I glowered at them. Spite half tempted me to reject the peace offering, but refusing out of spite would be childish and accomplish nothing. With a resigned sigh, I took one and bit into it. I hadn’t eaten since Finfare and saliva began to fill my mouth like a sinking ship. My teeth cut through the thick wafer with the brittle morsels dissolving just before chewing became bothersome. The faint sweetness teased the tongue after the mild bitterness of the tea. Quite good, but then again, would you expect any less from a noble house?
So I munched away at the hiscup and sipped my tea... in silence. Though I had accepted her peace offering, I had no inclination to humor her. Amillia felt the awkwardness fall between us, judging by her fidgeting. I could feel it too, but this was where I lived.
The discomfort lingered until a voice broke the silence. "Amilia, it is nearing time for bed," Tissa called out from her plush sofa. It looked like she had tucked the book away and straightened out her dress.
"It's not that late already?" Amilia said, face halfway to a pout.
"I'm afraid so."
"Mmmm, Okay..." But she perked back up as she reached for a small sealed box on the table that had as of yet been undisturbed. I hadn't thought much of the box of simple design. But now that she had called attention to it, I stared, curious. She removed the lid and pulled out a brown square. It was embossed with a design on one side and had a faint sheen, but not until she bit into it and the smell wafted over, did I know… chocolate.

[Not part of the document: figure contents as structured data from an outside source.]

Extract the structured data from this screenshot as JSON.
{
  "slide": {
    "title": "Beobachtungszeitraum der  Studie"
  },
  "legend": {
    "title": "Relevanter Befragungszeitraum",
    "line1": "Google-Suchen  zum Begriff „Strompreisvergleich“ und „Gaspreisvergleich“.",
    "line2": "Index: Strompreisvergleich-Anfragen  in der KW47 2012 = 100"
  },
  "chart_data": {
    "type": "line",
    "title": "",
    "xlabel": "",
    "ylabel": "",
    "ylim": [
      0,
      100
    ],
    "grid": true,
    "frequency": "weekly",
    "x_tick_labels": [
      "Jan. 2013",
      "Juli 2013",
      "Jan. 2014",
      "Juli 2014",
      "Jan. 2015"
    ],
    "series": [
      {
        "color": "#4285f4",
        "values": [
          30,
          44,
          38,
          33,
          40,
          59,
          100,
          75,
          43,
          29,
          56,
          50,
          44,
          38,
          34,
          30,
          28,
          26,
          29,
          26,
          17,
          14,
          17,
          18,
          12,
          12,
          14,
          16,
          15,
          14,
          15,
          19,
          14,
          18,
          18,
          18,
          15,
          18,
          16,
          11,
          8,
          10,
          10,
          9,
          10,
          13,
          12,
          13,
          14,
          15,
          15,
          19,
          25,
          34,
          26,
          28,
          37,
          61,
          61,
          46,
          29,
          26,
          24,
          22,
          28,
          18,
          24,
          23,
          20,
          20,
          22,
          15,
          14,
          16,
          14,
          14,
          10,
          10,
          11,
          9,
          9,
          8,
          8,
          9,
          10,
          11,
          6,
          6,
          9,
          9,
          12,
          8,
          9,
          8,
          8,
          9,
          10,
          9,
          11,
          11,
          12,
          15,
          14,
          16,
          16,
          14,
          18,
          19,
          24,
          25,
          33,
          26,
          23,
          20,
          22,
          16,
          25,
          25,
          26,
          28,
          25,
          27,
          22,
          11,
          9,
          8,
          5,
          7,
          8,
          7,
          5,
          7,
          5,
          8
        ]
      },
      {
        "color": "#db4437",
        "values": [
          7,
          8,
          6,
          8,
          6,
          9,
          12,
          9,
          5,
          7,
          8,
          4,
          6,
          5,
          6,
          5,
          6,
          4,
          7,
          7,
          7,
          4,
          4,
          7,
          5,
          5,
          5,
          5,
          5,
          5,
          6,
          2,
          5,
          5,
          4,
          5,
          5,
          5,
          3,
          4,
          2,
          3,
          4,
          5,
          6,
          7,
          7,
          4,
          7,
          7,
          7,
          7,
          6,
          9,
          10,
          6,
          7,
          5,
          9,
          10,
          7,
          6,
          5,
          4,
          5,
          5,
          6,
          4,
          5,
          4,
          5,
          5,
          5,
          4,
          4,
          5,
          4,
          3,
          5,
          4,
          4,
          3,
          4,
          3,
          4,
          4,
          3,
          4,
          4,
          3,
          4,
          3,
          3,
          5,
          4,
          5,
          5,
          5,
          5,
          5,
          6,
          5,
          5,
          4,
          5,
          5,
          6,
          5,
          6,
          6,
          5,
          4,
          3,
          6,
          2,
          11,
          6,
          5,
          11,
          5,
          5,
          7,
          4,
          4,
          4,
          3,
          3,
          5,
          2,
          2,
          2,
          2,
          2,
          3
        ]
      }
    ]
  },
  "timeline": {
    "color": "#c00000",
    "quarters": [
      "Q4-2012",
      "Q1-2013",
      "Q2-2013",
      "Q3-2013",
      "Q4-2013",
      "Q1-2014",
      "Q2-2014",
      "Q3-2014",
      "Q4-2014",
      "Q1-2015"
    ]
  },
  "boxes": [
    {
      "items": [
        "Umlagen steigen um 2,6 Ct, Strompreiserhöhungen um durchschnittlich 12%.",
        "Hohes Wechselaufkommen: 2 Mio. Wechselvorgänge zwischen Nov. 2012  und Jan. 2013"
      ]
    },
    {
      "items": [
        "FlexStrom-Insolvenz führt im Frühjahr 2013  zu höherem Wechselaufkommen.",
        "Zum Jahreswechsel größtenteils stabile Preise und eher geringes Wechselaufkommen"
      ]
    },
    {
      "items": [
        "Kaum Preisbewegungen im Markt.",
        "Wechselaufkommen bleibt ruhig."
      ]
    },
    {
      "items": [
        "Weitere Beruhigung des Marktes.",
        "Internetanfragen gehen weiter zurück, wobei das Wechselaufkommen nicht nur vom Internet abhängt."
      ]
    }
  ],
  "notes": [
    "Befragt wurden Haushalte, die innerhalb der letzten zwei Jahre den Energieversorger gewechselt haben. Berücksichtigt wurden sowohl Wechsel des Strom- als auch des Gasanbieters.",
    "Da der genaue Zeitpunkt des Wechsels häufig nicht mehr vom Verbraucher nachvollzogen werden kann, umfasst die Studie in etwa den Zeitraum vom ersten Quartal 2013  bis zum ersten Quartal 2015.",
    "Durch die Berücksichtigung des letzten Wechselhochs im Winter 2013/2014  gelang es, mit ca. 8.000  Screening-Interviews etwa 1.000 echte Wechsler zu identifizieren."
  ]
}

I had never been much of a sweets guy, but I always harbored a fancy for chocolate. Couldn't exactly say why, but as far as candy went, chocolate reigned supreme. A true connoisseur could appreciate it with only the smallest addition of sugar. To think I had gone ten years without so much as catching a whiff.
I stared at her; I couldn't help it. We briefly made eye contact, but then she just went back to savoring her chocolate without saying a word. That punk! Did she want me to ask? Was she trying to get back at me for maintaining the awkward silence? Well... I suppose I could meet her halfway if it meant getting some chocolate.
"What is that you are eating? It has an interesting aroma," I asked, maintaining a detached air.
"It's chocolate." (Translation note: I didn't know the caster word for chocolate, so asking served as a perfect entry point.)
"Chocolate is it? With that scent, I wonder what it tastes like..."
"It tastes great!" she said, but didn't offer any. Well, she couldn't be that dense. Apparently, halfway wasn't enough for her. I glared, and it must have made her uncomfortable, as she continued, "Oh… you were not expecting any, were you?" She brought her hand to her mouth. "Chocolate is a rare delicacy. I don't believe it would be suited for a..." She shot me a deliberate look. "Slave," she finished with extra emphasis. My frown hit the ground as the word left her mouth.
She finished the last bit and drank the rest of her tea, while I just stared like a post-apocalypse statue. I thought she had forgotten about that comment, but it appeared she intended to hold a grudge. She did look a little guilty afterward, though. In any case, two things were certain this night: I had a new nemesis and a new side quest, acquire chocolate.